那块砖被他胡乱投掷出去,也不知道打中没。一切瞬息万变,而那件罩在他脸上的是一块布料,他扒拉下来低头定睛一看,正是林跃穿的那件衬衫。
而上面那部分鲜红湿润的,摸起来仍然残存着温度,不是血还能是什么?一股巨大的不安霎时袭来,他再起抬头,还没看那道影子,胸口中央就被踢中了。那股巨大的惯性让他的后背猛地撞向了金属架上,后脊上酸痛炸裂开来,而那架子上搁着的一些瓶瓶罐罐也全都震下来,噼里啪啦砸到他的肩头和脑袋上。
灰尘扑扑,头晕目眩,他暂时瘫在地上爬不起来。
阮衿的头昏昏沉沉的,侧着的脸贴在铁丝床上喘气,感官仍然都保留着,那耳朵听到的声音很喧闹,那眼睛也能看到晃动的人影,可是都很迟钝。难道是因为他之前挣扎得太厉害,所以精力都用光了?以至于视力,听力居然也都先被透支了些。
他感觉有人的手指在轻触他的脸颊,还以为是林跃或者梁小颂,下意识就先挣扎着往后躲开。
“是我。”
李隅的声音。
真奇怪,本来感觉什么都看不清听不见,但是就这么简简单单地两个字,就像是破开迷雾毒瘴的阳光,亦或是分开红海的摩西的权杖。忽然之间,一切都变得极其灵敏和清晰,他像是从残障人士变回了健康人,还以为自己是在凭空发梦。
阮衿只是怔怔地睁着眼睛,看着蹲在自己面前凭空出现的李隅。看他低头动作迅速用钥匙帮自己解开手铐,又拿小刀划开那些绑缚着他的绳子,把他从这个钢丝床上扶起来。
他看着李隅毫不拖泥带水的动作,听他轻微的喘气声,解绳子的修长手指上沾着红色的血,指甲盖,指缝里都是干涸的红。循着动作,鼻尖和鬓角的发梢的汗水往下像星星般一颗颗抖落下去,更多的是混着不知道从哪来的灰尘一起流淌,在侧脸上重新冲刷出了几道白皙的沟壑,领口上一圈都渍着深色的湿迹。

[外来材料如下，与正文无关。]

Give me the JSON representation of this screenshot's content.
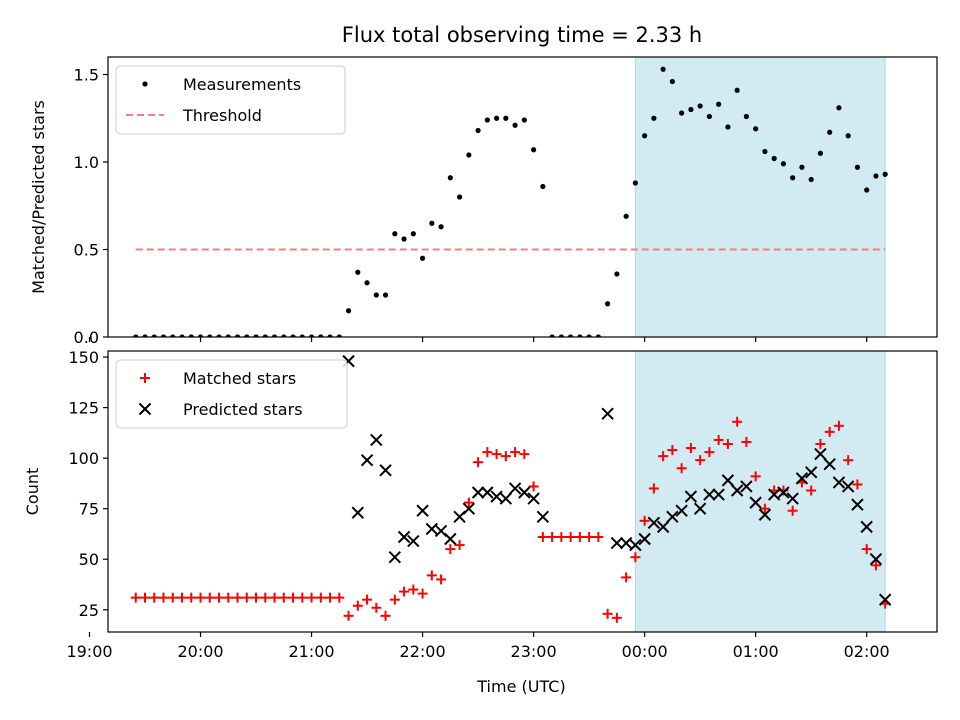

阮衿从来没有见过李隅这么狼狈过的样子,汗水,灰尘,血迹,这些东西好像都不应该出现在他身上。阮衿本来不想哭的,他从不想为自己掉一滴眼泪,但是不知道为什么看着李隅这副样子,忽然却觉得胸腔中如同被一只手生生撕裂般的难受起来。
李隅像只大猫般蹲着,然后仰起脸,眼睛里是平整而无褶皱的黑色湖面,反倒映照出自己一身的狼狈来,口红,裙子,五彩斑斓的脸,看上去不伦不类。
“不哭。”李隅抚了一下他的眼角,握着他的手腕,“先跟我走。”
阮衿吸了一下鼻子,正点头准备站起来,余光却忽然瞥到旁边举着一张椅子朝李隅后背砸过来的梁小颂。
他一瞬间心脏都快停跳了,几乎是用尽全身力气把李隅往一边推。李隅反应也很快,两个人抱着滚到一边去,那只本就稀烂的椅子在他们耳边顷刻间砸得四分五裂。
李隅垫在阮衿身下,极小声地闷哼了一下,阮衿觉得他抱着自己的手臂都收紧了些。他忙不迭从李隅身上爬下来,还没来得及问为什么,却见李隅几乎是一跃而起,像离弦的箭,去按住要趁机溜走的梁小颂。
李隅一只手把梁小颂双手反剪,让他整个人像一道拱桥,整张脸抵在门板上挤扁成一团。
梁小颂脖子被掐着,梗出鼓起的青筋,唇角沾着喷溅的血沫子,仍在艰难说话,“你他妈护着阮衿这个女表子……你是被骗了,根本就不知道他……”
李隅根本不想听他废话,按着他的头往门板上磕得直响,“我知不知道需要你告诉?你又算是什么东西?”